Se agacharon. Jude asomó la cabeza lo suficiente como para ver bajar, primero, a un tipo de cabellos rosados; Natsu Dragneel, sin duda. Era la viva imagen de su reverendo padre. Abrió los ojos como platos cuando una esbelta rubia, su santísima hija, bajó del asiento del copiloto. Enfureció y salió de la cobertura, descendiendo los escalones que llevaban hasta el aparcamiento. Zeref lo siguió.

—¡Lucy! —gritó.

Su hija se quedó petrificado al verlo.

—Pa... Papá...

—Ni papá ni hostias, idiota.

A su lado, Zeref le sonrió a Natsu, que estaba confundido.

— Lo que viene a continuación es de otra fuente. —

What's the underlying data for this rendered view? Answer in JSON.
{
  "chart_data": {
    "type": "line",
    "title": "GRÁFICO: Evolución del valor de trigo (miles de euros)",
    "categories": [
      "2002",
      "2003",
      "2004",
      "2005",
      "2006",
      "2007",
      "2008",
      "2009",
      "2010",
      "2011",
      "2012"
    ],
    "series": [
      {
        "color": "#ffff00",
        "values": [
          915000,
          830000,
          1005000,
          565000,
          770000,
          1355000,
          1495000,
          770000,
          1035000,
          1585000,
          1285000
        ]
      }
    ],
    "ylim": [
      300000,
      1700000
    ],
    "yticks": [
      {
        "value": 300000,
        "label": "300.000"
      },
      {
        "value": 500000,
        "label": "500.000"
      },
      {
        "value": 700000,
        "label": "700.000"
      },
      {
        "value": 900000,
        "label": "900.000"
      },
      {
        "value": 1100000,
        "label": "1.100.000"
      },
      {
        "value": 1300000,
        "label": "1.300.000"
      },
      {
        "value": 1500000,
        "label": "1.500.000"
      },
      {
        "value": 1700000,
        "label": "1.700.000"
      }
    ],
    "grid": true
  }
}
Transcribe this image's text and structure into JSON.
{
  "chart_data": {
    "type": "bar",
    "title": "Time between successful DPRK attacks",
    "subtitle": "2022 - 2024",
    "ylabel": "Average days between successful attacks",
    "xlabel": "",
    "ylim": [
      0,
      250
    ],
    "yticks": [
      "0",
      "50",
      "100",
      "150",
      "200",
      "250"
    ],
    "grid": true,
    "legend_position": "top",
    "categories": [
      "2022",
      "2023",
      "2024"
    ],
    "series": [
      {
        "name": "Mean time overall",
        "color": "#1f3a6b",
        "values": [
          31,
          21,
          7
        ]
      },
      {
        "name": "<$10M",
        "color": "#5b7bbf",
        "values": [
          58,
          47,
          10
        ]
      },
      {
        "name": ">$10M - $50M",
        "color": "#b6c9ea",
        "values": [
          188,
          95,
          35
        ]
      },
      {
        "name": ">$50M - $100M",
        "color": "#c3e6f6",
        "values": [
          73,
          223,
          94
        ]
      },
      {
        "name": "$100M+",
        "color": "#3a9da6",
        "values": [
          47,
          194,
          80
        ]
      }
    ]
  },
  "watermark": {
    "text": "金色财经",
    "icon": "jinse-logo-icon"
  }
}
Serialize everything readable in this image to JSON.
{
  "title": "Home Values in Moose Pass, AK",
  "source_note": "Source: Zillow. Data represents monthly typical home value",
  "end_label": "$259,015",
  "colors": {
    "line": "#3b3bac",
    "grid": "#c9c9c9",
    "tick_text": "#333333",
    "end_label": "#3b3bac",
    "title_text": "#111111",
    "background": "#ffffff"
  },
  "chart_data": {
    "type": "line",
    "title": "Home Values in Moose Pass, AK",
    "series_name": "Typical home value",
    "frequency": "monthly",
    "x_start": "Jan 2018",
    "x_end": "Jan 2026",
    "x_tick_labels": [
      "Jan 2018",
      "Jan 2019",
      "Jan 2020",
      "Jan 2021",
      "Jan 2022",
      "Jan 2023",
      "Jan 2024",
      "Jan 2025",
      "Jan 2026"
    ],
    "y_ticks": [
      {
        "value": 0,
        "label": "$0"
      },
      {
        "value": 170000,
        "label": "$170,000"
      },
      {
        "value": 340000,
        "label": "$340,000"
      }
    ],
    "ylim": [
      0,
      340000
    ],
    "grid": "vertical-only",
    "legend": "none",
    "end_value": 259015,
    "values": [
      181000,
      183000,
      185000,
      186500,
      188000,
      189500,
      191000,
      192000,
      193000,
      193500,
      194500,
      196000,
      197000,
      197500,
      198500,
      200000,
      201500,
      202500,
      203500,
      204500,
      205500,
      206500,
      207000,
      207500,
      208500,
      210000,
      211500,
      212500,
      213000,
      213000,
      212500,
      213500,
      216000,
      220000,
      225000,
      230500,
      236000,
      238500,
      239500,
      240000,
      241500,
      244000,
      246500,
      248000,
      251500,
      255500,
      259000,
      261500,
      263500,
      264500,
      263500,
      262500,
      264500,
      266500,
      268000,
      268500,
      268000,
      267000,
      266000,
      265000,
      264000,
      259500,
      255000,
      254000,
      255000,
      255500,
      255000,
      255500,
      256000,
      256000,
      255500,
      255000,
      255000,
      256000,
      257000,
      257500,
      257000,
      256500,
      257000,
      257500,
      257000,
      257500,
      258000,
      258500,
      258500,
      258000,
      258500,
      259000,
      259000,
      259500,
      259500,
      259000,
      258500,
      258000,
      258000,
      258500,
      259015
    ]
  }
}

—Al fin te encuentro, hermano. Y veo que te has encontrado con tu prometida.

Natsu palideció.

—¡Eres una vergüenza! —La imponente voz del señor Heartfilia opacó cualquier ruido—. Debería matarte. He tenido que ir a un maldito club de streptease a buscarte. Y me he enterado de que trabajas ahí... Es vergonzoso. Una amiguita tuya me lo dijo todo. Vas a volver conmigo a casa —sentenció. Miró a Natsu—. Y tú vienes también. Os vais casar queráis o no.

—¿Casar? —Su hija miró a Natsu, que estaba blanco como un muerto—. No me digas que tú eres...

—Así es —asintió Zeref—. Natsu, te presento a Lucy Heartfilia, tu prometida. Lucy, te presento a mi hermano, Natsu Dragneel, tu prometido.